The statute that governs post-conviction testing of DNA evidence says “it is reasonably probable that the movant would not have been prosecuted … [or] convicted … for the offense at issue … if exculpatory [DNA] testing results had been available …”

In her appeal, Bushnell argued that the statute should be interpreted broadly because of the “plain language” with which it was written.

“The court’s finding of ‘superfluity’ relies on the phrase ‘exculpatory results’ being synonymous with ‘acquittal’ or ‘nonprosecution,’” she wrote. “However, such an interpretation was [an] error.”

But prosecutors and Sankovitz disagreed, according to the certification, saying a broad interpretation of this law could “impose an intolerable burden on law enforcement agencies and the state crime lab” if more defendants file similar motions.

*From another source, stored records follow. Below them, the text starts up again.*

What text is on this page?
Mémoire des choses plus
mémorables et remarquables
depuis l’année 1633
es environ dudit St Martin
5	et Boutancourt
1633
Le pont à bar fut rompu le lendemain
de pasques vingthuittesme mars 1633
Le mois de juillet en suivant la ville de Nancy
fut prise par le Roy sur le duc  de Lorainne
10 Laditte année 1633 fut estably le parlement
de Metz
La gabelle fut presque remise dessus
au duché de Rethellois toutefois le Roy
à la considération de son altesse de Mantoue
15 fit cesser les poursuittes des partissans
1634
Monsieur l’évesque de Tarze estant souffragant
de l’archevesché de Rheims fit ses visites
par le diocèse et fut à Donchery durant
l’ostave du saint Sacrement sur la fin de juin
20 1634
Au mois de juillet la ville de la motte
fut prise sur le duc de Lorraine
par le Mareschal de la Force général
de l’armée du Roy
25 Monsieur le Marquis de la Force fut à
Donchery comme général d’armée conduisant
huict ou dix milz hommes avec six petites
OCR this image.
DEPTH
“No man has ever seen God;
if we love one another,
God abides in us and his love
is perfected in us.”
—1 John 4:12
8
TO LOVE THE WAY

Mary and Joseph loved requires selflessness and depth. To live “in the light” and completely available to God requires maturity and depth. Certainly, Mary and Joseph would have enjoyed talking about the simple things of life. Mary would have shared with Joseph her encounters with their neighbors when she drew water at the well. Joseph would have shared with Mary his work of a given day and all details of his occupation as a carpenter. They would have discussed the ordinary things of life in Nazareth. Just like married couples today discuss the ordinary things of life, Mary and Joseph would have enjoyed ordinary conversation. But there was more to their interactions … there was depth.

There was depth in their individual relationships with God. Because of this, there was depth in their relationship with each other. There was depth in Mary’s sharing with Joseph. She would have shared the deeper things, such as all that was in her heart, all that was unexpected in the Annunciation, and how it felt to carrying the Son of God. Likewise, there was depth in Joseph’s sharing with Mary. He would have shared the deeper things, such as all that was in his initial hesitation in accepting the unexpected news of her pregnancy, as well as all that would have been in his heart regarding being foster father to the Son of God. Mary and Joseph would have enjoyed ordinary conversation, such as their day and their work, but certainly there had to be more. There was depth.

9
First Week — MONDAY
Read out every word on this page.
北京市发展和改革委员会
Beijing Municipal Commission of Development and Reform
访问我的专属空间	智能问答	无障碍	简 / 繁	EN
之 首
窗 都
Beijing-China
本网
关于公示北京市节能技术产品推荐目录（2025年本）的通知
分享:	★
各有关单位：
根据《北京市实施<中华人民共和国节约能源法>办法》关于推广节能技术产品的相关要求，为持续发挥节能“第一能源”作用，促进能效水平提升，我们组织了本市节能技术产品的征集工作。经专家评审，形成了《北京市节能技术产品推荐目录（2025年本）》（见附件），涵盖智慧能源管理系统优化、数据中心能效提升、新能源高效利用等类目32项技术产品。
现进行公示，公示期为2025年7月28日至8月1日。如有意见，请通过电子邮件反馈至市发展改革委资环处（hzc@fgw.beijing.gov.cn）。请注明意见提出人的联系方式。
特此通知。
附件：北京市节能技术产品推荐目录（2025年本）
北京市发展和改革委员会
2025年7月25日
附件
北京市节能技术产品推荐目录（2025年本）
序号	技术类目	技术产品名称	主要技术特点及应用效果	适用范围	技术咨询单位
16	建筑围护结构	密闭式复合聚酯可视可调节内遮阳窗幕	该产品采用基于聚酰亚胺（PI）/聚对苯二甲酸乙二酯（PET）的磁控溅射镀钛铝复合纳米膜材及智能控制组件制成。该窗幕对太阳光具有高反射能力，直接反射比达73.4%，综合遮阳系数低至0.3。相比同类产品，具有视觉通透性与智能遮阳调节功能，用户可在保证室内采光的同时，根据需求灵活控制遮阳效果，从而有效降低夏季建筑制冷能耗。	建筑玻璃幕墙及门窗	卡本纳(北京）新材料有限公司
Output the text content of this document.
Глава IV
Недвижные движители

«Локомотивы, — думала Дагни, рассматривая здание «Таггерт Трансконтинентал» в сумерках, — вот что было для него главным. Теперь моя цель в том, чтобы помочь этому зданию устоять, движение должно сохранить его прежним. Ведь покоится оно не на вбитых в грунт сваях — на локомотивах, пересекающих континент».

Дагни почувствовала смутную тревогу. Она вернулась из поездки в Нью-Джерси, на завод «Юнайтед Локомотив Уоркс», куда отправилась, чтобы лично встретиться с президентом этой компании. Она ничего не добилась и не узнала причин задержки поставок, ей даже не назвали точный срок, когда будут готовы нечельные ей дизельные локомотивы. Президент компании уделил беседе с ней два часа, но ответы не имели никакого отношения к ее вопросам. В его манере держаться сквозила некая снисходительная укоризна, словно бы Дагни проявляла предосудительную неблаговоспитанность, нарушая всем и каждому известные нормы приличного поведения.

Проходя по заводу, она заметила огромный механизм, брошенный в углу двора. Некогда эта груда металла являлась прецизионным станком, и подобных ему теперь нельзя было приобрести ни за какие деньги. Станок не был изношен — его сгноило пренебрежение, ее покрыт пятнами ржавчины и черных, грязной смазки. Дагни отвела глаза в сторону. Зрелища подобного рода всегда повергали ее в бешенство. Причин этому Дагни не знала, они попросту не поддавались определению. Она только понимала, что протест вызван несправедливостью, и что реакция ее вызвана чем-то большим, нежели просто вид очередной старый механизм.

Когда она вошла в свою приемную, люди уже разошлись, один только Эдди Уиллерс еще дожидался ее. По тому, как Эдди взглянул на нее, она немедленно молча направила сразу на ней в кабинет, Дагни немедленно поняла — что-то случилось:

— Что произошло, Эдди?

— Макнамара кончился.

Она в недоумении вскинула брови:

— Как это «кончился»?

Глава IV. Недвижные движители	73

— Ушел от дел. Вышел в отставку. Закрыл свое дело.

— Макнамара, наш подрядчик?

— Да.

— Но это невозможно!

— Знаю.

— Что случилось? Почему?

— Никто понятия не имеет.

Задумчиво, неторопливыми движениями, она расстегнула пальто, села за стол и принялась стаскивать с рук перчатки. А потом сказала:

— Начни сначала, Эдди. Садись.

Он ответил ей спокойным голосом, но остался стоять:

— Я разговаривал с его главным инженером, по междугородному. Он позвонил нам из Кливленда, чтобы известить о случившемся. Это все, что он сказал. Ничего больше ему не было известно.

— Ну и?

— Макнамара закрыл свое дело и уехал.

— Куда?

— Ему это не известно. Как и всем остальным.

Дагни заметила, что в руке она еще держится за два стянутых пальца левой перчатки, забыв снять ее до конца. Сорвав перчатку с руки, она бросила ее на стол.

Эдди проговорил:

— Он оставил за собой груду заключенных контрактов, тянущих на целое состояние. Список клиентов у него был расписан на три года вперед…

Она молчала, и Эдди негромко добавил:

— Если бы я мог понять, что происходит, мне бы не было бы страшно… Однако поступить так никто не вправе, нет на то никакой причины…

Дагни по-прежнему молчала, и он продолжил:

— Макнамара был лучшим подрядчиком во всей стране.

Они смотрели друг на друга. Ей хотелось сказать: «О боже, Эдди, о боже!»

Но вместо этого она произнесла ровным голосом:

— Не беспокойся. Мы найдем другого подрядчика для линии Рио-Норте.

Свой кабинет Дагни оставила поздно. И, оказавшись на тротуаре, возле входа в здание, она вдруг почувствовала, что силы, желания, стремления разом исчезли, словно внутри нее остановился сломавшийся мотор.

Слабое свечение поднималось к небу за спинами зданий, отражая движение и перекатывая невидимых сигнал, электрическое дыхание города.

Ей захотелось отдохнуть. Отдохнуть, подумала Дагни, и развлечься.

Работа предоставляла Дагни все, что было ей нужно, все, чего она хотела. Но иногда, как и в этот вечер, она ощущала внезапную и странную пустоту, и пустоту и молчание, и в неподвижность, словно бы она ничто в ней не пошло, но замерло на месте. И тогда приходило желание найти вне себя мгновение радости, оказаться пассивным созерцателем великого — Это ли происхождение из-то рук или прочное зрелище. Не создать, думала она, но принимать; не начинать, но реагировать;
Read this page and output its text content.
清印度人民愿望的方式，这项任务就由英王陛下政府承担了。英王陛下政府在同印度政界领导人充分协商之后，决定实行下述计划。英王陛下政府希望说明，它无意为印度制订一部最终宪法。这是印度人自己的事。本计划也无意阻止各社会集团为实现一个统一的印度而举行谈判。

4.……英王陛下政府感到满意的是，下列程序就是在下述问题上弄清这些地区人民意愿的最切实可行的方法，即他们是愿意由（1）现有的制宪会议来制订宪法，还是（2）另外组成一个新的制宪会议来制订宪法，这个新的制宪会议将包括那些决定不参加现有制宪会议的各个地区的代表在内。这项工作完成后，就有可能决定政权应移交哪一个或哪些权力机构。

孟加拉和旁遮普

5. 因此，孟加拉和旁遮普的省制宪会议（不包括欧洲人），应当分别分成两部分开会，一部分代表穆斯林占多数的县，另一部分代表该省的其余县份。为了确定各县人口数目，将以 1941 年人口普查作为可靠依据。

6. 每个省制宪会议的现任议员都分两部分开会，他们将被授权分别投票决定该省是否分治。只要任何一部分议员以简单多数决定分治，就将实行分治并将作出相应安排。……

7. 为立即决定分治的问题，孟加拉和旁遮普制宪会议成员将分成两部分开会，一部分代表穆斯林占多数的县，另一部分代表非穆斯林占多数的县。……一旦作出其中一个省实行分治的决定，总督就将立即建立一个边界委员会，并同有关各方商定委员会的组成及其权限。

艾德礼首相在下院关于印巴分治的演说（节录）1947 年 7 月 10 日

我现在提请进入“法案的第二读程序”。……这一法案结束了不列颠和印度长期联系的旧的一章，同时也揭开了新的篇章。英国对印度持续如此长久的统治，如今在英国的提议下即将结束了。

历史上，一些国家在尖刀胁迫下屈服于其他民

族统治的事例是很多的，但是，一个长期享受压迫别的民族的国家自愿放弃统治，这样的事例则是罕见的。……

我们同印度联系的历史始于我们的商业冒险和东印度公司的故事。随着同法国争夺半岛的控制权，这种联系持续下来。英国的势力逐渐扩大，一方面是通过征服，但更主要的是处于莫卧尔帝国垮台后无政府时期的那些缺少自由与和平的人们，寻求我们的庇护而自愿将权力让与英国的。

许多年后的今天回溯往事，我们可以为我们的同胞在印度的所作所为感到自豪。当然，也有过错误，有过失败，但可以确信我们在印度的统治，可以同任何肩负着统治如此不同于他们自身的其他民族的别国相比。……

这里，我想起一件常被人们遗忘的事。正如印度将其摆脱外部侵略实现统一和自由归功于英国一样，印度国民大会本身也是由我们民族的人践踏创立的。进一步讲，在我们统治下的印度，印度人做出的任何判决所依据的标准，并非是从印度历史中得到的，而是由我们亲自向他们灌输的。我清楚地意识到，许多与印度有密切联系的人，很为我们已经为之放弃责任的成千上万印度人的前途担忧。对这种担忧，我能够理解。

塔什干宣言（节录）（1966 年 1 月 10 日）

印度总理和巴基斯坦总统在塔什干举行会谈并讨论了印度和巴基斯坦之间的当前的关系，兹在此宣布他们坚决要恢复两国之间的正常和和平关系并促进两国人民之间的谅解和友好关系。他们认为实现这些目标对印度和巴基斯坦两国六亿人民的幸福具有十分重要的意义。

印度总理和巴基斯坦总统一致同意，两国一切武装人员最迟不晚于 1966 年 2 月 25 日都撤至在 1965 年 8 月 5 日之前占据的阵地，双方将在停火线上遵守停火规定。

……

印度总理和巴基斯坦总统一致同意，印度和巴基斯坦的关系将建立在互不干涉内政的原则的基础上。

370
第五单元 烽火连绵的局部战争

The appellate court wrote that they understand prosecutors’ arguments that a broad interpretation “could not have been intended by the Legislature.” But the certification noted the judges could not “discern whether such absurd results will follow from Hennings’ construction of the statute.”

Frances Hennings, 60, said she thinks her son didn’t kill anybody, and hopes the DNA test “will end up proving he’s not guilty.”

It has been hard, she said, to see her youngest child have his appeals denied several times over 13 years; it’s been hard for him too.

“It gets to me sometimes,” Frances Hennings said. “I’m asthmatic, so sometimes some of the stuff he goes through, I go through. It bothers him a lot.”

A message left with the state Department of Justice, which oversees the Crime Laboratory Bureau, was not immediately returned Friday.